Среди собравшегося в зале народа раздались взволнованные восклицания, но потом все замолчали, глядя на варвара и стоявшую рядом с ним Хайделинду в странном наряде, мало подходящем для властительницы столь могущественного герцогства.
— Была бы герцогиня, а платье для нее найдется, — засмеялся Конан, правильно поняв причину недоумения аристократов и разряжая тем самым повисшее в воздухе напряжение. Толпа, словно сбросив с себя давящую ношу, последовала его примеру, облегченно расхохотавшись. — И еще я думаю, — варвар посмотрел на стоявшего неподалеку барона Фронденбергского, — что почтеннейшие нобили помогут нашему капитану в изложении событий — так, чтобы Его Величество король Нимед мог ясно представить, что здесь произошло.

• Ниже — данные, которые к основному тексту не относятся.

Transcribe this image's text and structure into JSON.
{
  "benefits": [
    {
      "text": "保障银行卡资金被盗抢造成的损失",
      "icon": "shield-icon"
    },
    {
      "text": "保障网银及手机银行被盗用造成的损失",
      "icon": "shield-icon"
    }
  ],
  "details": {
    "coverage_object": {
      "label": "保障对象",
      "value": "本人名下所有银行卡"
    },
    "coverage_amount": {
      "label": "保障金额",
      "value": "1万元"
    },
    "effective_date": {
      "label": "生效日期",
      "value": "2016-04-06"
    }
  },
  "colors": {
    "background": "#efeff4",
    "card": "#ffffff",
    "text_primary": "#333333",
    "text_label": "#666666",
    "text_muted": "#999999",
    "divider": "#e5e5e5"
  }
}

Из толпы нобилей раздались приветственные крики: каждый спешил засвидетельствовать свое почтение новой хозяйке обширных северных владений. Ивар так и стоявший возле стола, заметил влюбленные взгляды, которыми обменялись Эрленд и Хайделинда. Конан, стоявший рядом, глядя на счастливую пару, довольно ухмылялся. Оруженосец почувствовал, как гнев закипает в груди. Только что, до прихода этого киммерийца, Ивар уже ощущал себя будущим владельцем Хельсингера — и вот такой ошеломляющий поворот судьбы!
Внезапно пришло решение: уж если он теряет и богатую жену, и ее владения, никто из присутствующих их тоже не получит! Если Хельсингер лишится наследницы, земли перейдут к королю Нимеду. И монарх вряд ли забудет человека, поспособствовавшего этому: он, Ивар, непременно получит и титул барона, и соответствующие титулу земли! Но сначала надо убить молодую герцогиню, и так, чтобы…
Острота ситуации придала мыслям оруженосца несвойственную им изворотливость. Затеять драку, втянуть в нее и нобилей, и гвардейцев, Эрленда, Конана… И в суматохе вонзить кинжал в сердце ставшей вдруг ненавистной женщины!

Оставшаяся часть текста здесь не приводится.